Reply by Steve Underwood●January 11, 20062006-01-11
Jing wrote:
> Hi,
>
> I am trying to implement leaky NLMS for adaptive beamforming, but I found
> that the noise reduction performance is worse than that of NLMS. The data
> I used are simulated data, and I assume the noise and speech sources are
> well seperated. Can anybody give me some suggestions about applying leaky
> NLMS for GSC? Is Leaky really better than that of NLMS?
Leaking will always make the adaption accuracy poorer than not leaking.
Think about it - you keep shrinking the coefficients, so the adaption is
always fighting to reach its target. It never quite gets there.
Leaking is a way to stop coefficients wandering off to extreme values.

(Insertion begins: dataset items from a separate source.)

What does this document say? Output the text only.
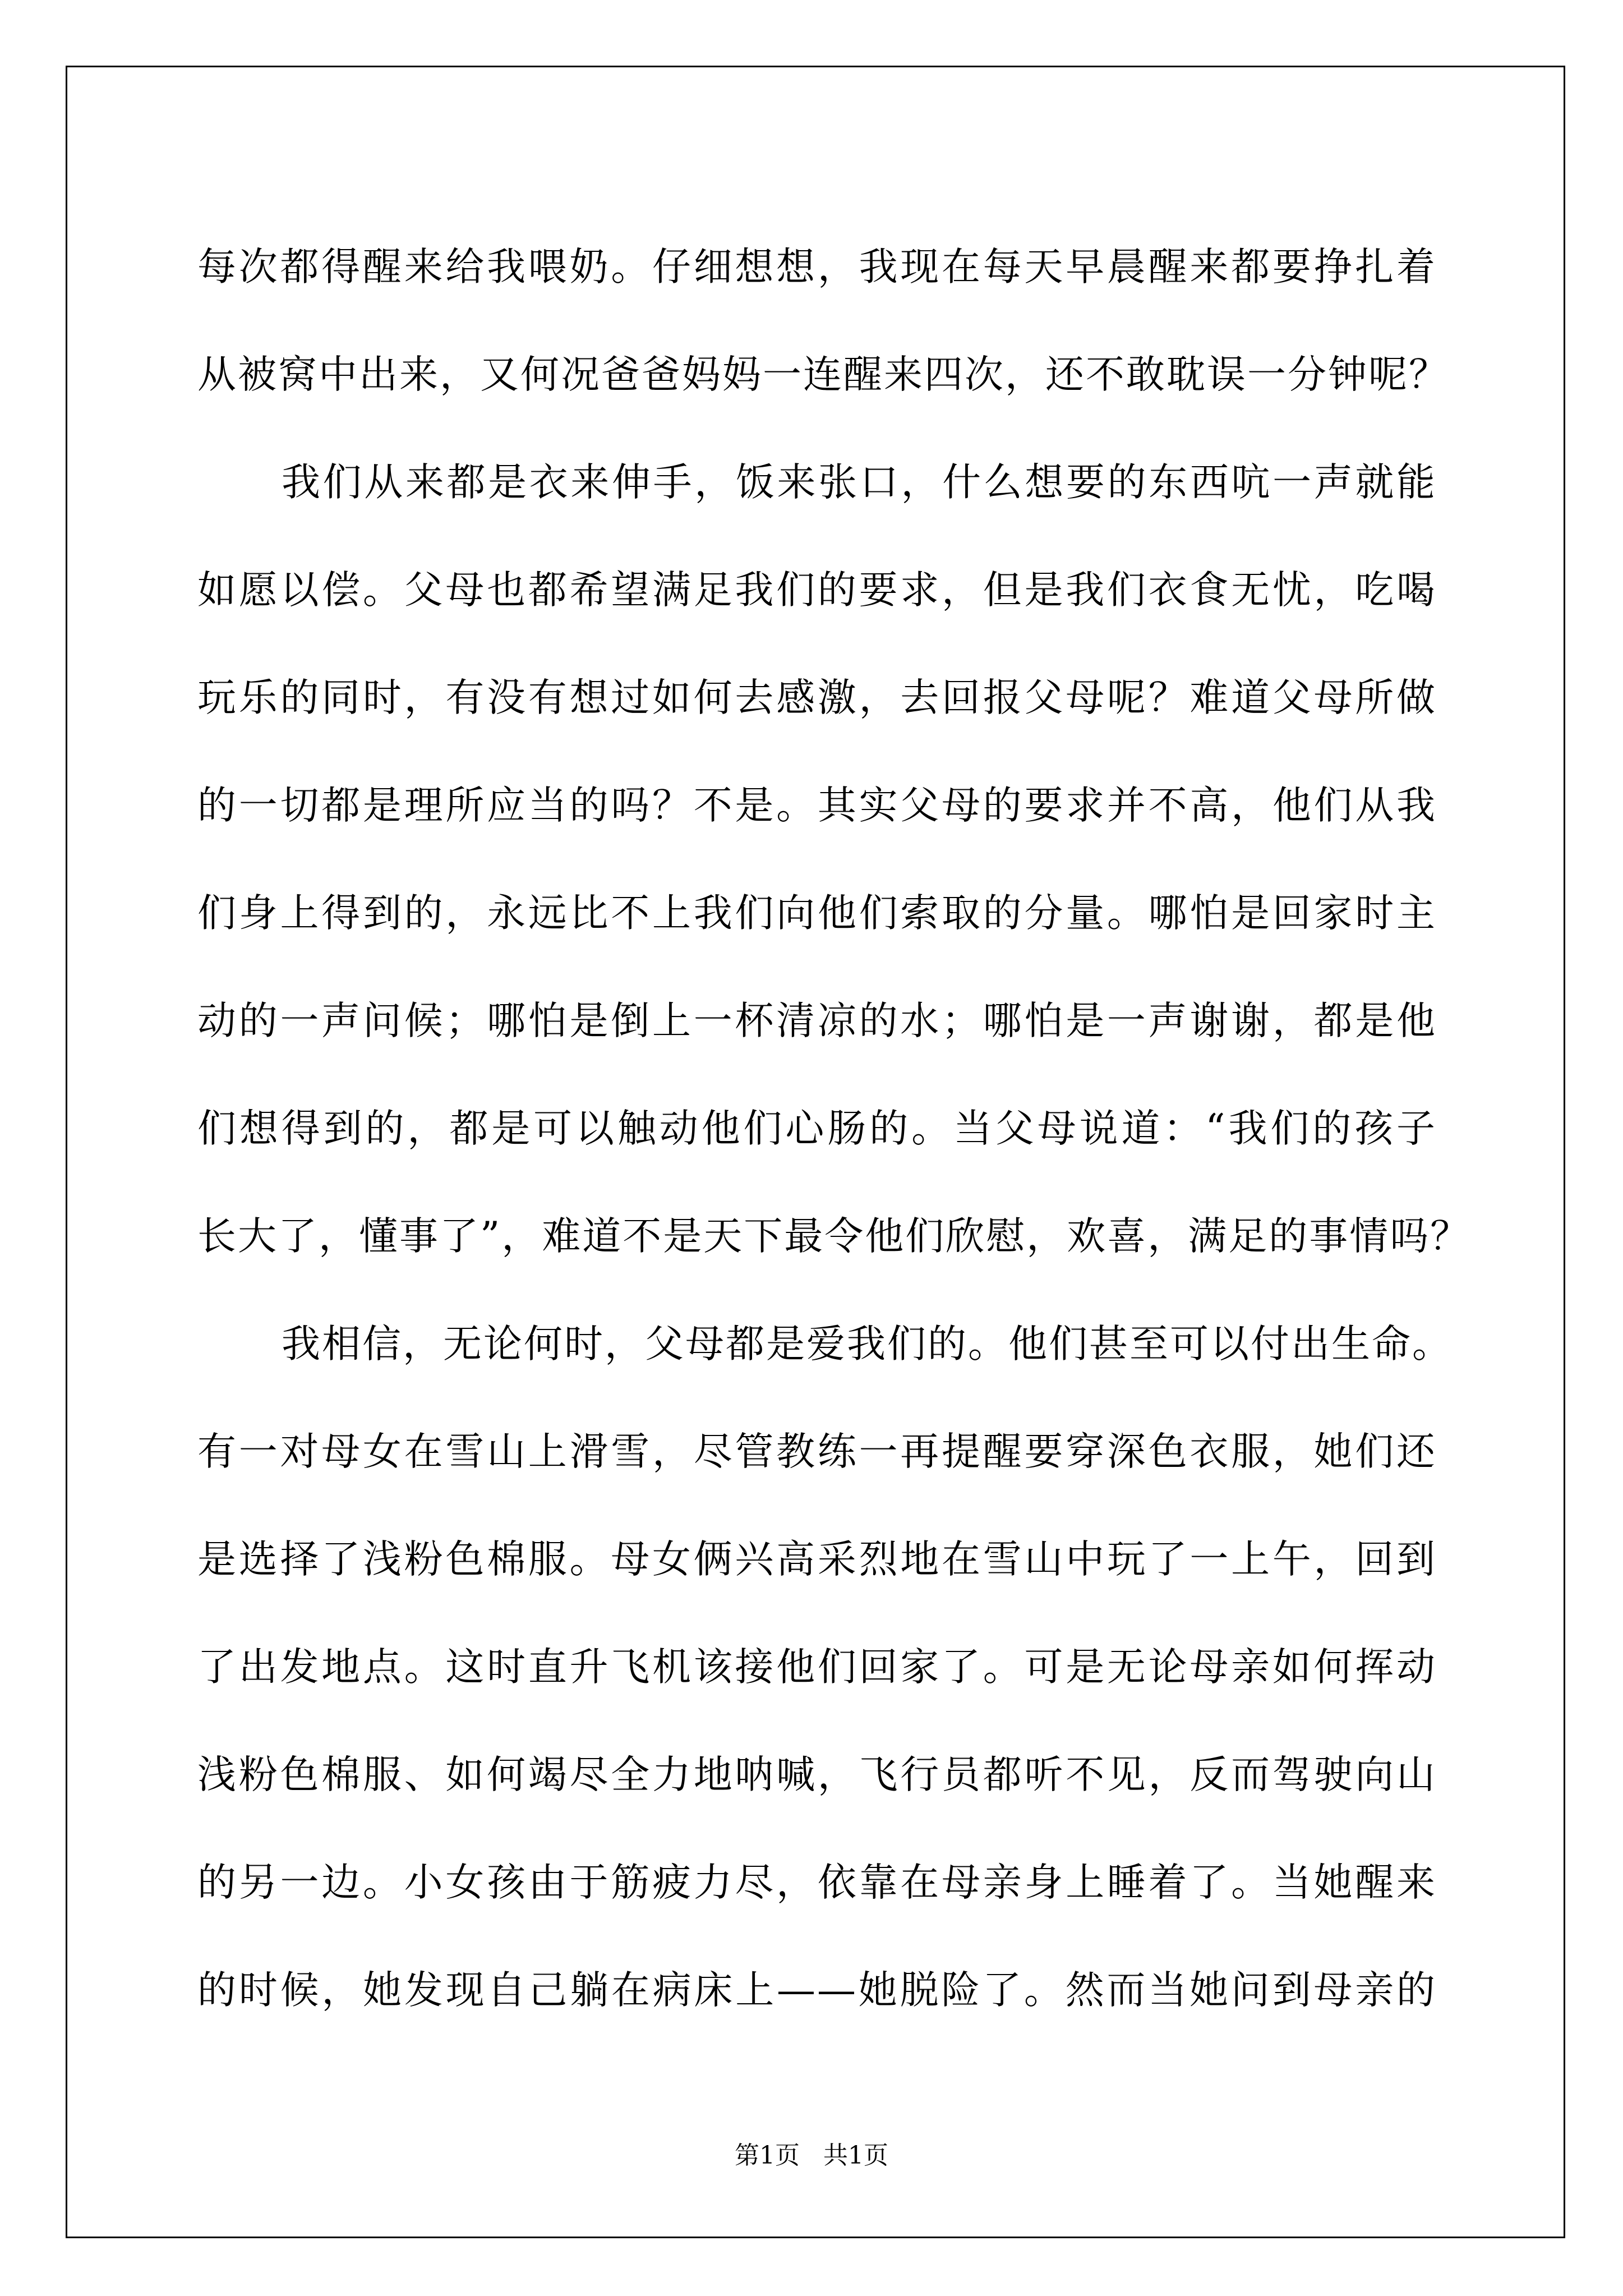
每次都得醒来给我喂奶。仔细想想，我现在每天早晨醒来都要挣扎着
从被窝中出来，又何况爸爸妈妈一连醒来四次，还不敢耽误一分钟呢？
我们从来都是衣来伸手，饭来张口，什么想要的东西吭一声就能
如愿以偿。父母也都希望满足我们的要求，但是我们衣食无忧，吃喝
玩乐的同时，有没有想过如何去感激，去回报父母呢？难道父母所做
的一切都是理所应当的吗？不是。其实父母的要求并不高，他们从我
们身上得到的，永远比不上我们向他们索取的分量。哪怕是回家时主
动的一声问候；哪怕是倒上一杯清凉的水；哪怕是一声谢谢，都是他
们想得到的，都是可以触动他们心肠的。当父母说道：“我们的孩子
长大了，懂事了”，难道不是天下最令他们欣慰，欢喜，满足的事情吗？
我相信，无论何时，父母都是爱我们的。他们甚至可以付出生命。
有一对母女在雪山上滑雪，尽管教练一再提醒要穿深色衣服，她们还
是选择了浅粉色棉服。母女俩兴高采烈地在雪山中玩了一上午，回到
了出发地点。这时直升飞机该接他们回家了。可是无论母亲如何挥动
浅粉色棉服、如何竭尽全力地呐喊，飞行员都听不见，反而驾驶向山
的另一边。小女孩由于筋疲力尽，依靠在母亲身上睡着了。当她醒来
的时候，她发现自己躺在病床上——她脱险了。然而当她问到母亲的
第1页   共1页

This can happen at places where the signal is always close to zero
(think of things like the mid-point between symbols in a channel
equalizer). No matter how far off the coefficient wanders
big_coeff*tiny_signal is always very small, and never coaxed the
wandering coefficient back towards zero.
If you face wandering coefficients, leaking is a huge benefit. If you
don't, leaking is a looser. The level of leaking you should use is a
compromise between stopping the coefficient wandering (big leak is
better) and avoiding detuning of the adaption (small leak is better).
Regards,
Steve
Reply by Vladimir Vassilevsky●January 10, 20062006-01-10
Jing wrote:
> Hi,
>
> I am trying to implement leaky NLMS for adaptive beamforming, but I found
> that the noise reduction performance is worse than that of NLMS.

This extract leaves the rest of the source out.